Factorize the denominator in the given integral. The factor of \(x^{2}-4\) is \((x-2)(x+2)\), since it is the difference of two squares.

A fraction with a quadratic term in the denominator can be expressed as the sum of two simpler fractions, or partial fractions. The actual partial fraction decomposition of \(\frac{4}{x^{2}-4}\) can be written as follows: \(\frac{4}{x^{2}-4}=\frac{A}{x-2}+\frac{B}{x+2}\),where A and B are constants.

To solve for constants A and B, we make the right side identical to the left side by canceling out the denominator so that we can solve it for different values of x. We get: \(4=A(x+2)+B(x-2)\).Choosing convenient values for x, say x=2 and x=-2, will give A and B directly.Solving for A when x=2 we get:\(4=4A \Rightarrow A=1\).Next, we solve for B when x=-2:\(4=-4B \Rightarrow B=-1\).

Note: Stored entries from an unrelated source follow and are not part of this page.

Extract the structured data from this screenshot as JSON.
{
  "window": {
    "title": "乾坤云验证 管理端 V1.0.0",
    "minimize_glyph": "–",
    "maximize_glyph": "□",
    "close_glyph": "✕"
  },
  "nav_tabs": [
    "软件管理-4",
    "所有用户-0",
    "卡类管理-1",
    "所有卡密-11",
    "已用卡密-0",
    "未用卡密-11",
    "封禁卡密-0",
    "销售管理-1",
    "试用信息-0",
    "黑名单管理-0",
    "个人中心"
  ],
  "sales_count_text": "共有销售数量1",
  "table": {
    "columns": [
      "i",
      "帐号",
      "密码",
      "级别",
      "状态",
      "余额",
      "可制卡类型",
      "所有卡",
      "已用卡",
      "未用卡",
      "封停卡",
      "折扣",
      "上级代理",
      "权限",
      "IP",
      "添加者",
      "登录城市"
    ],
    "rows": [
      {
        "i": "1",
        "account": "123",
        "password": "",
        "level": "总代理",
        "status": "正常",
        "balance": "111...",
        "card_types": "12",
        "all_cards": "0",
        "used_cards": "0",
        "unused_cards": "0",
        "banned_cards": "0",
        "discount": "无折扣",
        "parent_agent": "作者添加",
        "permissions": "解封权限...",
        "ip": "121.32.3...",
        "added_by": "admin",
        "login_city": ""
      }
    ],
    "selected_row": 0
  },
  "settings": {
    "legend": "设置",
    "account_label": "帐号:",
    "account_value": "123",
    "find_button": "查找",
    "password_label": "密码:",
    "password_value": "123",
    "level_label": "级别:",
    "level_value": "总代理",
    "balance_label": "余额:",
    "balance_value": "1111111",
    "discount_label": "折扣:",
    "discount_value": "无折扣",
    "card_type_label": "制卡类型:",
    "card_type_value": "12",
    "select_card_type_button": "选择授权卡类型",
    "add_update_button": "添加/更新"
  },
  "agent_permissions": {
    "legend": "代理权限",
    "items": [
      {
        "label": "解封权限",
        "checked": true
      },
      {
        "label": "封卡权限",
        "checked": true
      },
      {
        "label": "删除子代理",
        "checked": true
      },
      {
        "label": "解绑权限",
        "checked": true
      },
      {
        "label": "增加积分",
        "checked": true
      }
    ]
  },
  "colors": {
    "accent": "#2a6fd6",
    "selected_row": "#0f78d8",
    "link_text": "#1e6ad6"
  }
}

Now substituting A and B into the partial fractions, we can integrate:\(\int \frac{4}{x^{2}-4} d x =\int \frac{1}{x-2} d x-\int \frac{1}{x+2} d x\),The integral of \(\frac{1}{x-a}\) is \(\ln |x-a|\). Hence, the result of the above integration is:\[\ln |x-2| - \ln |x+2| + C\], where C is the constant of integration.